Comments | nicity: B+HTree, now powering IntelliJ IDEA 11 indices

nicity

B+HTree, now powering IntelliJ IDEA 11 indices

Dec 23, 2011 17:30

Last summer I implemented mine own flavor of B+Tree aka B+HTree, H for Hash. Usually O characteristics for B trees are calculated on height of the tree, however insertion of the data to leaf block can be costly. E.g. if key / value pairs are stored as array, one needs to shift at least half of the pairs at insertion. To avoid the problem, the data ( Read more... )

b+htree

Comments 6

elizarov December 24 2011, 09:30:15 UTC

Can you, please, elaborate what exactly makes it more compact vs hash only. Naively thinking, hash-only solution should occupy as much space as all your leaf nodes.

nicity December 25 2011, 20:01:41 UTC

In short:B+HTree is more compact comparing with our previous hash based solution ( ... )

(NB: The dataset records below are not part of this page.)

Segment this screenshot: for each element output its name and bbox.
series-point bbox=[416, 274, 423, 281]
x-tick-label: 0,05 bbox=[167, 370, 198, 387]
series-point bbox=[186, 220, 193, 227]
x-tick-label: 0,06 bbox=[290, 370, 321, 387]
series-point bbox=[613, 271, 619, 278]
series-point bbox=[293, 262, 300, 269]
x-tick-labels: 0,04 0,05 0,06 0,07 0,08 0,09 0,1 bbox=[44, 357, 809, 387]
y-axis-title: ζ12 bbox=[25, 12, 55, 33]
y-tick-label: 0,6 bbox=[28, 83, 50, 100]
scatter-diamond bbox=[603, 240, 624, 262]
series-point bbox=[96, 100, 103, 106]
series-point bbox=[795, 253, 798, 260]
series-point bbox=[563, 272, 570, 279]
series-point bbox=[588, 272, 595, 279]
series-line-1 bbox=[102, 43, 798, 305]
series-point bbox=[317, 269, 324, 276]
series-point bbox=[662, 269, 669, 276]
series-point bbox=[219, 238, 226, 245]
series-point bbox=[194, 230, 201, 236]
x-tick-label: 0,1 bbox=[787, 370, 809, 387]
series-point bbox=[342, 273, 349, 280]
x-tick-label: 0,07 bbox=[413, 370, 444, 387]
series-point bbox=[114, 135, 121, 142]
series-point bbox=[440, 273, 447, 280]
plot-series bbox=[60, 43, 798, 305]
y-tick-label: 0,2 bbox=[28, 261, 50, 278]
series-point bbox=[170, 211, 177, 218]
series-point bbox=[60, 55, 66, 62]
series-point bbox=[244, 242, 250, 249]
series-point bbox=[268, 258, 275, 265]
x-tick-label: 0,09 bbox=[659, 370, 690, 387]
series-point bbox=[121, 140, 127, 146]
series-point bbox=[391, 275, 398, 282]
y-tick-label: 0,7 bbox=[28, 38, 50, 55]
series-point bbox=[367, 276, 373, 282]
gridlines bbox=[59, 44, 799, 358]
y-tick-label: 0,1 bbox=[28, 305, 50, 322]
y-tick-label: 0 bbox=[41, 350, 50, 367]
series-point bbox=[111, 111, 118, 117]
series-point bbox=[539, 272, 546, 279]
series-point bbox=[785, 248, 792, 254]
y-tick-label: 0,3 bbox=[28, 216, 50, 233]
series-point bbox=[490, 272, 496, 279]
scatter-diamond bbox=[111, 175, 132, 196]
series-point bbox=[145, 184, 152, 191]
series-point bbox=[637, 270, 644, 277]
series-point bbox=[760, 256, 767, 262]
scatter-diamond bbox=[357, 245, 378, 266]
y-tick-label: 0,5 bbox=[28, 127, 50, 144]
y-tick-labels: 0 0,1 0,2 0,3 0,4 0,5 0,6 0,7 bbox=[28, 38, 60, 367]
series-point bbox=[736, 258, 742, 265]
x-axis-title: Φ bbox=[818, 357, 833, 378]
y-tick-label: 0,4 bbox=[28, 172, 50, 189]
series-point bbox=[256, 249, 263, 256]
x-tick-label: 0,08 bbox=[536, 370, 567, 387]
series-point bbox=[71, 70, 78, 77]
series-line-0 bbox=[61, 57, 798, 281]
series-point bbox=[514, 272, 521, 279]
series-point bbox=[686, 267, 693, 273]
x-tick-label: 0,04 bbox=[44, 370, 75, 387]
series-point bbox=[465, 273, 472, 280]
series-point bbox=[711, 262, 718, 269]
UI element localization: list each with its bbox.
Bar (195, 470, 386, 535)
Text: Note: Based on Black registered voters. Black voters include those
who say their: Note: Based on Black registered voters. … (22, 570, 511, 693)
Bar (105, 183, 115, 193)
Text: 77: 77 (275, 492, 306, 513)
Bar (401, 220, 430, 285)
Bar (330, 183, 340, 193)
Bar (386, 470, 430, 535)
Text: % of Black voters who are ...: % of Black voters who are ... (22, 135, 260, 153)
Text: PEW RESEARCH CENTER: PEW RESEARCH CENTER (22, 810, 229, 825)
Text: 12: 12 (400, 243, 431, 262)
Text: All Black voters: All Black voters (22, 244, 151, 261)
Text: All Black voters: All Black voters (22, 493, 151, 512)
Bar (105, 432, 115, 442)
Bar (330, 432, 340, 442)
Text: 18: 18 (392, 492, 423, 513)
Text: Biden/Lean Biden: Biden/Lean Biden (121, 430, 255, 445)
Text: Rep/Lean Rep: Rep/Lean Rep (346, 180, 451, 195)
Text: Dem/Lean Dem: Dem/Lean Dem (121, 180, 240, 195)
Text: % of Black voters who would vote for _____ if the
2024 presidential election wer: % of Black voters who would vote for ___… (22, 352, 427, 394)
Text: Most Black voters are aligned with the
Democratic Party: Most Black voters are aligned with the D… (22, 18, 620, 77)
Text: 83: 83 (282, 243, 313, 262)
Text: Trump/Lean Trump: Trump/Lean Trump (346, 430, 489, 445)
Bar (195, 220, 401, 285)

elizarov December 26 2011, 20:28:59 UTC

Thank you for description of your original hash based solution. It explains a lot.

Btw, how do you avoid costly mapping/unmapping with B+HTree?

nicity December 27 2011, 00:02:42 UTC

Due to index compactness one needs 2 times less byte buffer segments and this means one can open e.g. IntelliJ Idea code base (20000 files) without remapping byte buffers at all. Once number of keys in index becomes very large (e.g. when encountering 5M of unique source code names, this means 5M keys for source code index) we will still start to get indexing performance deterioration due to limited set of byte buffers available (200M on 32bit jdk).

xeroxman23 July 25 2012, 20:41:27 UTC

Hi, is there any chance to see C/C++ plugin open-sourced? So people like me could hack on it and fix annoying issues the plugin has.

nicity July 29 2012, 21:20:04 UTC

Plugin is facade over external C++ executable, so plugin source code is not of very much use.